Denial of your anxiety and feelings (of inadequacy, etc). Denying they exist entirely. Just switch your brain onto a different track that doesn't see/acknowledge them and press ahead. It's partly about momentum.

Depending on context, health, and a variety of other factors this can be easy or hard.
 
I have a disorder that means I will never have a stable sense of identity so I don't develop as a normal person would I.e. Gaining faith in oneself through experience; it's like everyday is a fresh start.
Every work day is: how the duck will I do this 'cos I'm not sure I can even do this?
Fuck, it's not working like it did in that dream/memory I have, time to panic.
New environment?
Oh fuck how do I live?
New person? Oh shit+ depression=self defeat, they already hate me.
It was the tone of voice I used, that look of hers and her tone made it obvious.

If I had confidence I'd actually be a person.

What's the disorder called? It sounds like you have anxiety or severe imposter syndrome.
 

Zaru

Member
In my experience confidence is fake.

Or, at best, it's denial.

Denial of your anxiety and feelings (of inadequacy, etc). Denying they exist entirely. Just switch your brain onto a different track that doesn't see/acknowledge them and press ahead. It's partly about momentum.

Depending on context, health, and a variety of other factors this can be easy or hard.
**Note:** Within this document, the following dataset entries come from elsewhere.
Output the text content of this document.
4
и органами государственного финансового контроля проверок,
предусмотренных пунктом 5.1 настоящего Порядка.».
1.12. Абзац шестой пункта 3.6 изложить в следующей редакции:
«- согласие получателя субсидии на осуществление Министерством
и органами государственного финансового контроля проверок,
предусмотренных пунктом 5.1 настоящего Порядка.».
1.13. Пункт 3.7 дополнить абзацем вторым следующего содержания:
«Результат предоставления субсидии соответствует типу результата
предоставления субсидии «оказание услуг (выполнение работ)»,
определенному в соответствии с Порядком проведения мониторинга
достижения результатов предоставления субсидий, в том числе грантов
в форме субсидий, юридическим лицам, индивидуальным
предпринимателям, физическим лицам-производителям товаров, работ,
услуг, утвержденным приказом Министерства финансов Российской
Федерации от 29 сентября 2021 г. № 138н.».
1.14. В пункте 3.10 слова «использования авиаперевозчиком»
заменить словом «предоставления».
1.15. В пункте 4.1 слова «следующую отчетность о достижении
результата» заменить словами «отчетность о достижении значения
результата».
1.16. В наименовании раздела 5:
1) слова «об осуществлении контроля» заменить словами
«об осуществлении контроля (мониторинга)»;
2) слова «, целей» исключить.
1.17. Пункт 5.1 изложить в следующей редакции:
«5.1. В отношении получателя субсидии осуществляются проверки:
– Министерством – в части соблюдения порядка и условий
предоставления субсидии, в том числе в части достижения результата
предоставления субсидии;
I wouldn't go that far, but it's certainly easy to observe that a large part of the total "confidence" floating around in this world is unjustified.
There are countless people we all know in our lives who think highly of themselves without deserving it. Worst of all, confidence has a halo effect on competence, getting tons of fakers into positions they shouldn't have.
This common overconfidence results in a package of all kinds of bad personality traits that make life worse for everyone around them.
 
I wouldn't go that far, but it's certainly easy to observe that a large part of the total "confidence" floating around in this world is unjustified.
There are countless people we all know in our lives who think highly of themselves without deserving it. Worst of all, confidence has a halo effect on competence, getting tons of fakers into positions they shouldn't have.
This common overconfidence results in a package of all kinds of bad personality traits that make life worse for everyone around them.
One word: Trump.
 

gatling

Member
I'm very confident in myself in my head when it comes to being in my own skin, but thats only inward thoughts about being a "good" person. Nothing like vanity or overconfidence in intelligence though. I will never be completely confident in any skill I'm good at. I never think I'm that good at anything even when given compliments about it. Theres so many way better people out there and always will be so go find them instead lol
 

Dereck

Member
Not confident.

Mainly due to low self-esteem, so low that I don't have a proper grasp on what confidence actually is, it's a word that's in the dictionary that people use, but I don't seem to possess it or use it.